All her best form has come on soft but, as I said earlier, Aintree will probably ensure it is soft whatever nature decides. And they may not have to, as the weather looks set to turn in the coming days, even if we all know how chancy these long-range forecasts are.
Hold fire for now
The one that I think is probably too big a price at the moment, for those itching for an investment, is Kildisart at 33/1 each-way, five places.
I will stop short of tipping him here though, as I am personally going to resist backing him until after the final decs a week on Thursday. He has had his problems in the last 18 months and you should always be wary of backing fragile horses ante-post.
But what I will say is that I wouldn’t be laying him at 33s. Or 36.035/1 on the Exchange.
A winner at this meeting over 3m1f over fences in 2019, he was just touched off in an Ultima off a 2lb higher mark than this in 2020, and he shaped well enough over an inadequate 2m4f on his return at Newbury earlier in the month, his first start for 467 days.
His trainer made no secret of the fact that was the stepping stone to this race (it was pretty obvious) and a winning interview for Ben Pauling, fresh from a Festival winner and a feisty one by all accounts, would be good value.

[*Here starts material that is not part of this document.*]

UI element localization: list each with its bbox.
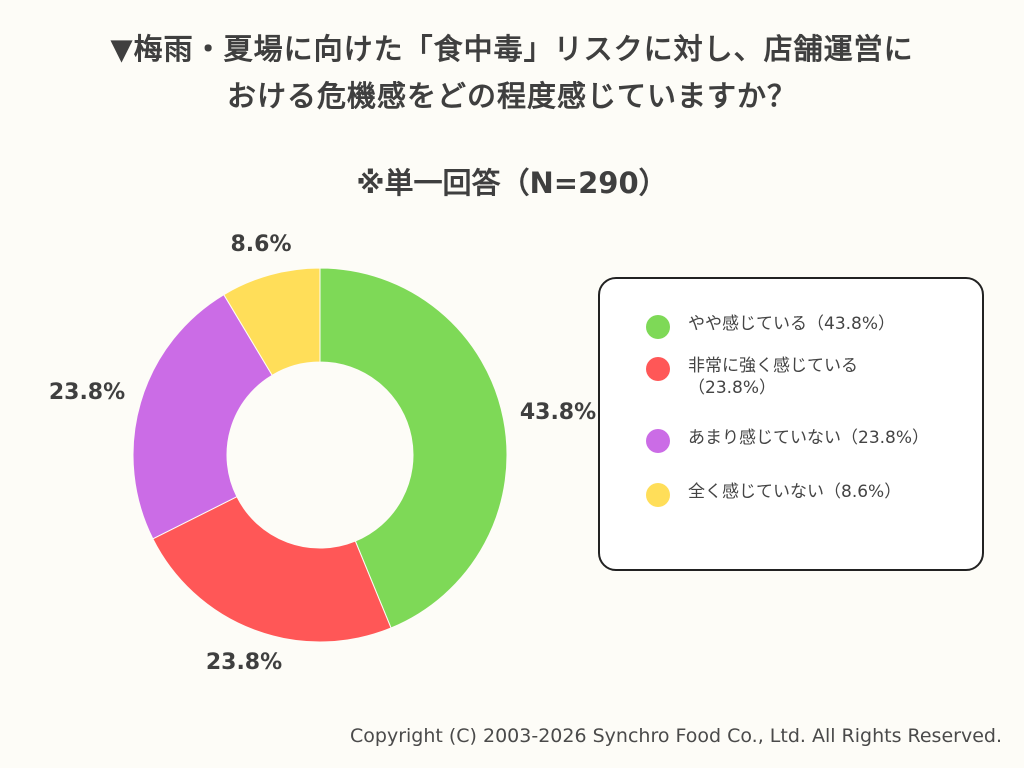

I imagine Pauling could well be recalling the cheekpieces, which he wore in the Ultima, for his horse at Aintree.
I feel a bit of a coward for not sticking up either Kildisart or Snow Leopardess, but I will hold fire myself, especially as you know those generous Sportsbook souls will probably be giving us at least seven places on the day.
And we may need all of them given the hugely competitive and open nature of the race this year.